Audit found Minnesota sent bonuses to frontline workers of 290 people who died • Minnesota Reformer

Just 60% of the more than 1 million people who received $487.45 for working on the front lines during the Covid-19 pandemic in Minnesota definitely deserved those bonuses, according to a state audit released Tuesday.

The Legislative Auditor’s Office estimates that 9% of recipients were ineligible for the payments, while for the rest it was simply unclear whether they should receive checks intended for nurses, first responders, prison guards, salespeople, janitors and other workers who they couldn’t stay at home during the pandemic.

The auditor analyzed just a fraction of Minnesota Frontline Worker Pay Program recipients and found numerous payments to suspicious claimants, including people using the same identification numbers, people providing out-of-state home and work addresses, and people who used “high-risk bank routing numbers.” “

Auditors also identified payments to 290 people who died before receiving the bonuses, including one person who died two years before the application deadline opened.

The report found that the Department of Labor and Industry, which oversaw the program, failed to adequately investigate patently fraudulent claims or ensure that contractors they hired retained enough data to assess payouts. The Treasury Department also did not verify the income of all applicants to ensure they qualified.

The report shows that about 85% of people who applied for the bonus received it.

“Remember that this program was established as a zero-sum game with a set amount of state funding — $500 million — to be distributed equally among all eligible applicants,” Judy Randall, legislative auditor, told the Legislative Audit Committee on Tuesday. “The more applicants were approved, the less each applicant received.”

Indeed, when lawmakers passed the funding almost unanimously, they believed workers would receive $750.

Fraud and waste have become the backbone of pandemic relief programs, from the Paycheck Protection Program to the federal Child Nutrition Program, as government agencies have been ordered to quickly disburse billions of dollars.

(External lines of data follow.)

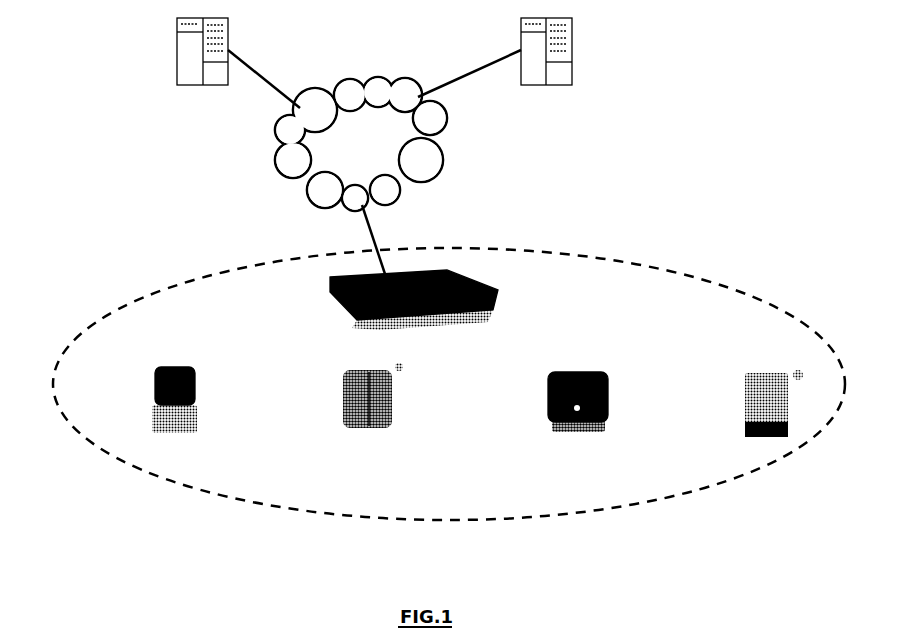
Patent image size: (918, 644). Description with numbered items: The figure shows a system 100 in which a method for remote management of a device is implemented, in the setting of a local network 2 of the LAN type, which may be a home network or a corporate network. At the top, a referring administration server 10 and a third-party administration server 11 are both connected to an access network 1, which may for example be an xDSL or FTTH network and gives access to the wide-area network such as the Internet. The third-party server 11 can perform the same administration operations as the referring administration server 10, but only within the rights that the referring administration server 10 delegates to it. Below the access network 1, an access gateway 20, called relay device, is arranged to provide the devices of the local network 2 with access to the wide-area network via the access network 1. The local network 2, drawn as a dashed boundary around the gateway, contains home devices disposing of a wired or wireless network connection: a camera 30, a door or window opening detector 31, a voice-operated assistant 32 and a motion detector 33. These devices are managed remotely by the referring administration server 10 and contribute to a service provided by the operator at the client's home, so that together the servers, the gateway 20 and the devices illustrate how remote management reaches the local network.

The system 100 is at (122, 178).
The access network 1 is at (278, 162).
The referring administration server 10 is at (181, 86).
The third-party administration server 11 is at (524, 86).
The local network 2 is at (188, 491).
The access gateway 20 is at (350, 315).
The camera 30 is at (152, 425).
The door or window opening detector 31 is at (351, 428).
The voice-operated assistant 32 is at (555, 426).
The motion detector 33 is at (742, 436).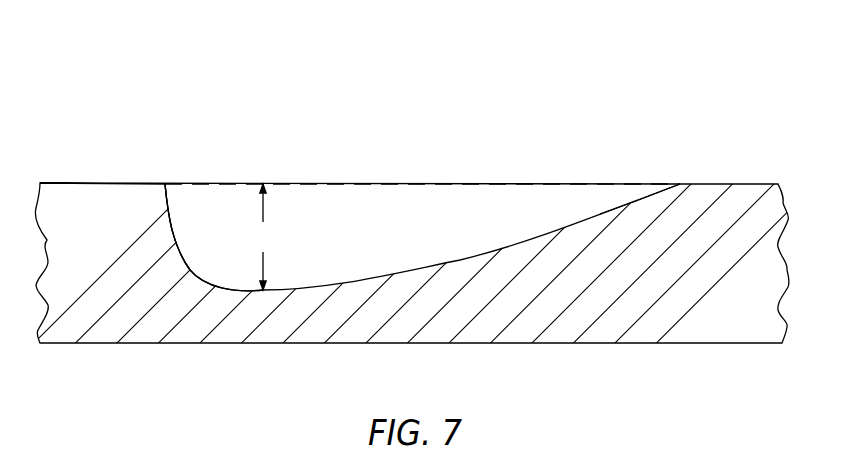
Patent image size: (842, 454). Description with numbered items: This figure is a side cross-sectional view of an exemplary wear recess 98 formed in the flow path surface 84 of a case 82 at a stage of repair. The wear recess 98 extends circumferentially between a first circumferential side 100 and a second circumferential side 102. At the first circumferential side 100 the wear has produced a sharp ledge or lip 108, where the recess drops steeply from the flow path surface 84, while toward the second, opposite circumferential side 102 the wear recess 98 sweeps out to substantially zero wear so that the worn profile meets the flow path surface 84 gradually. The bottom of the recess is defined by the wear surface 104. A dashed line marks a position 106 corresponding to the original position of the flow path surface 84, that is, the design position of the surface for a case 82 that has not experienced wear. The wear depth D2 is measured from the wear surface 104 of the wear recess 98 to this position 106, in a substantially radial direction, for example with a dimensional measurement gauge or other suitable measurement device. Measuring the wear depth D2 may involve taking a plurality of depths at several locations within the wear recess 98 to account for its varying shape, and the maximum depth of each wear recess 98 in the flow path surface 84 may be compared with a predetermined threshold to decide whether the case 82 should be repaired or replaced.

The case 82 is at (267, 105).
The flow path surface 84 is at (742, 184).
The wear recess 98 is at (438, 155).
The first circumferential side 100 is at (162, 170).
The second circumferential side 102 is at (668, 177).
The wear surface 104 is at (415, 269).
The position corresponding to original position of flow path surface 106 is at (360, 184).
The lip 108 is at (162, 230).
The wear depth D2 is at (262, 237).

In the case of the frontline workers’ compensation program, a divided Legislature agreed to funding only after more than two years of the pandemic and wanted to get the money into workers’ bank accounts as quickly as possible.

Randall said her office reported its findings to the FBI, the Attorney General’s office and the Ramsey County prosecutor, and the report recommended that the state Department of Revenue try to recover the erroneous payments.

The Office of the Legislative Auditor is part of the legislative branch and typically focuses its criticism on state agencies that report to the executive branch. But their report on the frontline workers’ compensation program was a diplomatic rebuke to state lawmakers for the way the law was written.

For example, the program included requirements that could not be easily verified, such as people working in person and in close proximity to others, so the Department of Labor and Industry essentially had to take applicants’ word for it.

The auditors contacted employers of a small sample of recipients to check whether employees actually worked in person and in close proximity to others for at least 120 hours between March 2020 and June 2021, but in many cases employers either did not respond or said “I don’t know”.

“The overarching theme of the findings is that the problem is with the program itself, not with how it is implemented,” DLI Commissioner Nicole Blissenbach told the Legislative Audit Committee on Tuesday.

Blissenbach also noted in her department’s response that the auditor revised its report after the agency showed that some flagged claimants were indeed eligible for the benefit and concluded that they might be able to prove they qualify for benefits in the case of others if they had been given more time.

Sen. Ann Rest, DFL-New Hope, agreed that lawmakers took some of the blame and thanked auditors for not adopting “apologist opinions” on behalf of either state agencies or the Legislature.

“Where did this carelessness come from? It happened in the Legislature,” Rest said.

But Randall said even a flawed law doesn’t exempt state agencies.

“The law doesn’t say ‘definitely put an end to fraud,’ but I expect we all think we should try to stop fraud,” Randall said.